The titration of 25.00mL of Ba(OH)2 solution with an aqueous solution of 0.500 M HCl reaches an end point when 30.20 mL of the HCl solution is added. Determine the concentration of M of the Ba(OH)2 solution.
Soo 25.00mL=0.025L
30.20mL= 0.0302L
moles= MxL (0.500M)(0.0302L)=0.5302 moles of HCl and since the moles are the same at the end point than 0.5302 is moles of Ba(OH)2 too?
M=moles Ba(OH)2/initial L 0.5302/0.025L= 21.2M is my answer
but the book says the answer is 0.302M
what have I done wrong?? Thanks!!
Why do you think the moles HCl and Ba(OH)2 are the same? Did you write the equation?
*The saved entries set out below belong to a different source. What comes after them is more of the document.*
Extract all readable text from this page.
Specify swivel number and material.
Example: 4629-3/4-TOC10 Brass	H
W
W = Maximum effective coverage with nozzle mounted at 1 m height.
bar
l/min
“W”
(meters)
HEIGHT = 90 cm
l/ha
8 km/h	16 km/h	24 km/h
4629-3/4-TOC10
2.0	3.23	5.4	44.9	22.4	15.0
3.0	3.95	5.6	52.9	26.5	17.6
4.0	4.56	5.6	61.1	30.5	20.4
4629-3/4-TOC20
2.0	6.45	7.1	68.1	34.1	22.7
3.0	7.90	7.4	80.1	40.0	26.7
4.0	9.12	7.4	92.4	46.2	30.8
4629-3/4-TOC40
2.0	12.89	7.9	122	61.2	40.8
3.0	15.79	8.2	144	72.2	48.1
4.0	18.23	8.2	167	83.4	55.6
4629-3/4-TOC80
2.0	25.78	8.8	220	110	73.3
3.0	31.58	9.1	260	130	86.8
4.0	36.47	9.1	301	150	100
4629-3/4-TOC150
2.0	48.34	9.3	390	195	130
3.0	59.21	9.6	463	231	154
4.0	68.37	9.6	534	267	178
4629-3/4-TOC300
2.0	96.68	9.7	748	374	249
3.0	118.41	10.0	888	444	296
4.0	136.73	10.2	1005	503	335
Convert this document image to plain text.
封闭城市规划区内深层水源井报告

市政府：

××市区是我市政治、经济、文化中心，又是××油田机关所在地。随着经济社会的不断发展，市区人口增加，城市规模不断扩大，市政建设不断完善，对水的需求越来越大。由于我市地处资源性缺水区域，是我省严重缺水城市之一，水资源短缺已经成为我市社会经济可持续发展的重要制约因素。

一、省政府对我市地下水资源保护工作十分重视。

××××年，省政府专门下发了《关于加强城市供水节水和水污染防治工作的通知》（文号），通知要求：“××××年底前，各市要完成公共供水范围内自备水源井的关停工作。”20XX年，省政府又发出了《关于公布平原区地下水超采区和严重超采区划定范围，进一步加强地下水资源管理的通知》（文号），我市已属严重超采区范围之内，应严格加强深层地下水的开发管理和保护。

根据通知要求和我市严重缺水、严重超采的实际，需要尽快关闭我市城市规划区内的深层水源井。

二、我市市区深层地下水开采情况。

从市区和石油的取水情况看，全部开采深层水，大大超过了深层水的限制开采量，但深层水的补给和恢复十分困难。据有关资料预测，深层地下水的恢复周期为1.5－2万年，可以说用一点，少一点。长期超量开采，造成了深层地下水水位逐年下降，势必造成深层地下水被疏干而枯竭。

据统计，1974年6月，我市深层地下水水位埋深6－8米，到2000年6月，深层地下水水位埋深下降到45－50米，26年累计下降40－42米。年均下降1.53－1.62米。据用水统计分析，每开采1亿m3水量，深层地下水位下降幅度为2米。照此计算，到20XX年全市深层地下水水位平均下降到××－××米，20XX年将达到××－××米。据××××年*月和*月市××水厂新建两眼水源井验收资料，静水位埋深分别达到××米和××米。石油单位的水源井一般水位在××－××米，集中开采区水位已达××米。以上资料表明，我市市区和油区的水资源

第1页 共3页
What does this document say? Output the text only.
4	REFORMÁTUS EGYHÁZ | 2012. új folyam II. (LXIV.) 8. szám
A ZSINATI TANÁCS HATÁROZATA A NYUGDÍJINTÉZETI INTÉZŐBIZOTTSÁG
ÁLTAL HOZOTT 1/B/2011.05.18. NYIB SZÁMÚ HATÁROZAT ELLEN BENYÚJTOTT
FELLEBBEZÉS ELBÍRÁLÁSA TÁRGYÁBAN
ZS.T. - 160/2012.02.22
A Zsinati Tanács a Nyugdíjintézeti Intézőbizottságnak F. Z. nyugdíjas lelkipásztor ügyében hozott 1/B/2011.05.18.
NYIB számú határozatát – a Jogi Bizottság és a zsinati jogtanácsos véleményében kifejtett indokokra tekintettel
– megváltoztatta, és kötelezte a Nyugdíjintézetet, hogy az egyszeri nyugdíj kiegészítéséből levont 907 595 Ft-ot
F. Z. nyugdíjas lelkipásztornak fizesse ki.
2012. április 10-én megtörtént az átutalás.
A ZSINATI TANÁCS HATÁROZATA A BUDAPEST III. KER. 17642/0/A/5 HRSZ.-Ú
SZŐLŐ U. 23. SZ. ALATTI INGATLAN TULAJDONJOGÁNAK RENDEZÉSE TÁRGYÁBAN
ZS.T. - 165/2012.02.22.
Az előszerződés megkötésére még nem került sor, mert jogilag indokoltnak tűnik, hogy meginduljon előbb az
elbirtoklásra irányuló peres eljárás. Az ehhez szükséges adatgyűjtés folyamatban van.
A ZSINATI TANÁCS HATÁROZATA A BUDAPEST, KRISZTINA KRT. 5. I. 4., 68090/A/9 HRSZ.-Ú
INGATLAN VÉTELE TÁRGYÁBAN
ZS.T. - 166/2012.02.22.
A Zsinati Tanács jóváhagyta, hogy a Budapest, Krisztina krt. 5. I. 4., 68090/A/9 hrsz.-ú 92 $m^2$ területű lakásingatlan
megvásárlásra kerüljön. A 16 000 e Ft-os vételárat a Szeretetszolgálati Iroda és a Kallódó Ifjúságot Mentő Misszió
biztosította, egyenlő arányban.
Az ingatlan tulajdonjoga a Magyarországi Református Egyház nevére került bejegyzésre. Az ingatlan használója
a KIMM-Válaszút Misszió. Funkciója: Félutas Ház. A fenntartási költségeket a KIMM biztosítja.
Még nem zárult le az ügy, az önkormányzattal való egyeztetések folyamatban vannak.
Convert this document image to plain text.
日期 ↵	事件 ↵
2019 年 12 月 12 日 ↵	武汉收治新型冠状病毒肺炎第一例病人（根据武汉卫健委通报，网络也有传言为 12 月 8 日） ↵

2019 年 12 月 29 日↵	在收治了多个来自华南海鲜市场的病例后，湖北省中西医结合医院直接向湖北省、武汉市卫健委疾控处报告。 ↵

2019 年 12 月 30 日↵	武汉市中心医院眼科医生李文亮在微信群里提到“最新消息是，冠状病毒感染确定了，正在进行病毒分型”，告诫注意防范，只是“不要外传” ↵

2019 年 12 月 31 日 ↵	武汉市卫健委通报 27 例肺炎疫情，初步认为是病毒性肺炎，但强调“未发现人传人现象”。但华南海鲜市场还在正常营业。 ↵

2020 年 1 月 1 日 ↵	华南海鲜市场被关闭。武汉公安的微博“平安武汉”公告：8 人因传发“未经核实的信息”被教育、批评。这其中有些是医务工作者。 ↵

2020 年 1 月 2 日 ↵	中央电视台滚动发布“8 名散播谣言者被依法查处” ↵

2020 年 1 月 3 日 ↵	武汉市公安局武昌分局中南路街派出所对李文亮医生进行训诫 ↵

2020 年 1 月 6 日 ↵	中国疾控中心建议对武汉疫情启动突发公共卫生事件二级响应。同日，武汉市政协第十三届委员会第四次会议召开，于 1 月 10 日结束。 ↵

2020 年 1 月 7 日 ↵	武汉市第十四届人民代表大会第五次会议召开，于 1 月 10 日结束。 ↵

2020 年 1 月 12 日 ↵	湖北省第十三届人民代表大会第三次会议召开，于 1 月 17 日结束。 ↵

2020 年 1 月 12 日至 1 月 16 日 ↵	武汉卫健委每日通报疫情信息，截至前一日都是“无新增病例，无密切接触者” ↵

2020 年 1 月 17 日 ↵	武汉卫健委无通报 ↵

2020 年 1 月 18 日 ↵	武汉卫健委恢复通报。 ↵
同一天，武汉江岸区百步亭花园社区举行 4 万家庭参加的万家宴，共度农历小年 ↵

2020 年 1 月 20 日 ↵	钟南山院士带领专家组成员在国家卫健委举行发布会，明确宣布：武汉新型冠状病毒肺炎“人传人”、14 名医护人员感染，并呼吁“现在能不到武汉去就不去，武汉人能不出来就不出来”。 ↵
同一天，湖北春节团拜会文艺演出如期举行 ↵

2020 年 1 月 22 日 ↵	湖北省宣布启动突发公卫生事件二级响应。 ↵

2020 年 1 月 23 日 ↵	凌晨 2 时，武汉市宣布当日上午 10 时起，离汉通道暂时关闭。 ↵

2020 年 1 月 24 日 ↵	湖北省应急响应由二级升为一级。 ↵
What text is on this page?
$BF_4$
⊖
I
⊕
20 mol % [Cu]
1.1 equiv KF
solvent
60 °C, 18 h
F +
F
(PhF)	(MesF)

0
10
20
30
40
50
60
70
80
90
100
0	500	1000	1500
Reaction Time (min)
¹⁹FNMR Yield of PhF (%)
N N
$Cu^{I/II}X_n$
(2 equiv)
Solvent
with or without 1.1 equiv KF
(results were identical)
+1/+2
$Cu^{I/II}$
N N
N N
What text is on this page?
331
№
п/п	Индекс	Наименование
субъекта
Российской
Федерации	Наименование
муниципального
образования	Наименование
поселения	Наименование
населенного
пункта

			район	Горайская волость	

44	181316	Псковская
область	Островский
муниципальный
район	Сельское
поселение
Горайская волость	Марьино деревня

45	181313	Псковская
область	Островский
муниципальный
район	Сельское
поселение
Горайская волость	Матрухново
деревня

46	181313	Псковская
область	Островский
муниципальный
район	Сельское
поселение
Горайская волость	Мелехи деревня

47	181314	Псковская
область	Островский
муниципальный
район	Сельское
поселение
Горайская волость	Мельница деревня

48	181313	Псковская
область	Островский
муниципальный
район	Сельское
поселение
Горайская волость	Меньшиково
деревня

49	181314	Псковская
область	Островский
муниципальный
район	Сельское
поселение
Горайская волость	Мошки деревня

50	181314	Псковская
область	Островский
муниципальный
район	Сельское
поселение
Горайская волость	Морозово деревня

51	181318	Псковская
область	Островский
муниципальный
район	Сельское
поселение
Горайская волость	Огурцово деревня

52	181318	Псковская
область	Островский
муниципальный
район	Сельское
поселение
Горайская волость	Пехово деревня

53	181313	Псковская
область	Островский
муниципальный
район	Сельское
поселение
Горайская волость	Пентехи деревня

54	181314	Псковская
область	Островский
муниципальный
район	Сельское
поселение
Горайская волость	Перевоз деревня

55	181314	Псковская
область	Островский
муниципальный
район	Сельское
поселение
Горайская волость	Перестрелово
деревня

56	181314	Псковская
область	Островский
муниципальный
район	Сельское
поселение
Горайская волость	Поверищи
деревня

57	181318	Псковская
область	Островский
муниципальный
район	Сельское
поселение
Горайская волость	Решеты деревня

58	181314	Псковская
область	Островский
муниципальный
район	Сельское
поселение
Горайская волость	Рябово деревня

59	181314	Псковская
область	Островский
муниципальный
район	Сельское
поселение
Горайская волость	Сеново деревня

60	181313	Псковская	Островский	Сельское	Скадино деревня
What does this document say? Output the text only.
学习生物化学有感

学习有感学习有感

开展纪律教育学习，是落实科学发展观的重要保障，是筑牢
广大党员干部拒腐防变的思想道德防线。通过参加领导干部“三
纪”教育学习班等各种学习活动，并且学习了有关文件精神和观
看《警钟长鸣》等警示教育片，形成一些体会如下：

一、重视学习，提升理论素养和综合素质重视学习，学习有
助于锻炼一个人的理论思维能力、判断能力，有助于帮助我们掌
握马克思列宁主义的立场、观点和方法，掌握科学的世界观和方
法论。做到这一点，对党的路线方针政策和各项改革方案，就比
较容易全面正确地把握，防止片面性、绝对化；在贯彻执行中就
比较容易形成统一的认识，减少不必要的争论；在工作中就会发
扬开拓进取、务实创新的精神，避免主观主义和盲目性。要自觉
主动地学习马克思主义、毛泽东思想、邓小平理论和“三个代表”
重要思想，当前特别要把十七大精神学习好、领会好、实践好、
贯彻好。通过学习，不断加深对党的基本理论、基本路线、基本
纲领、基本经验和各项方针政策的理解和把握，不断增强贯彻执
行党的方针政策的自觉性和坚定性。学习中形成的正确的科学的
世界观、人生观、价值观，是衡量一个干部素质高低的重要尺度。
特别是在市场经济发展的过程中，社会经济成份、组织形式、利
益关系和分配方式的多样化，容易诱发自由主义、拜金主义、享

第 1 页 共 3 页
2HCl + Ba(OH)2 ==> BaCl2 + 2H2O
because at end point the solution is neutral, so the # of moles are the same? No ...so what do I do differently??
The solution may be neutral BUT the two reagents do not react 1:1 and we must correct for that (and the moles are not the same).
2HCl + Ba(OH)2 ==> BaCl2 + 2H2O
moles HCl = M x L = 0.500 x 0.03020 = 0.01510 (I don't know where your number came from; probably punched into the calculator wrong since the numbers are correct.).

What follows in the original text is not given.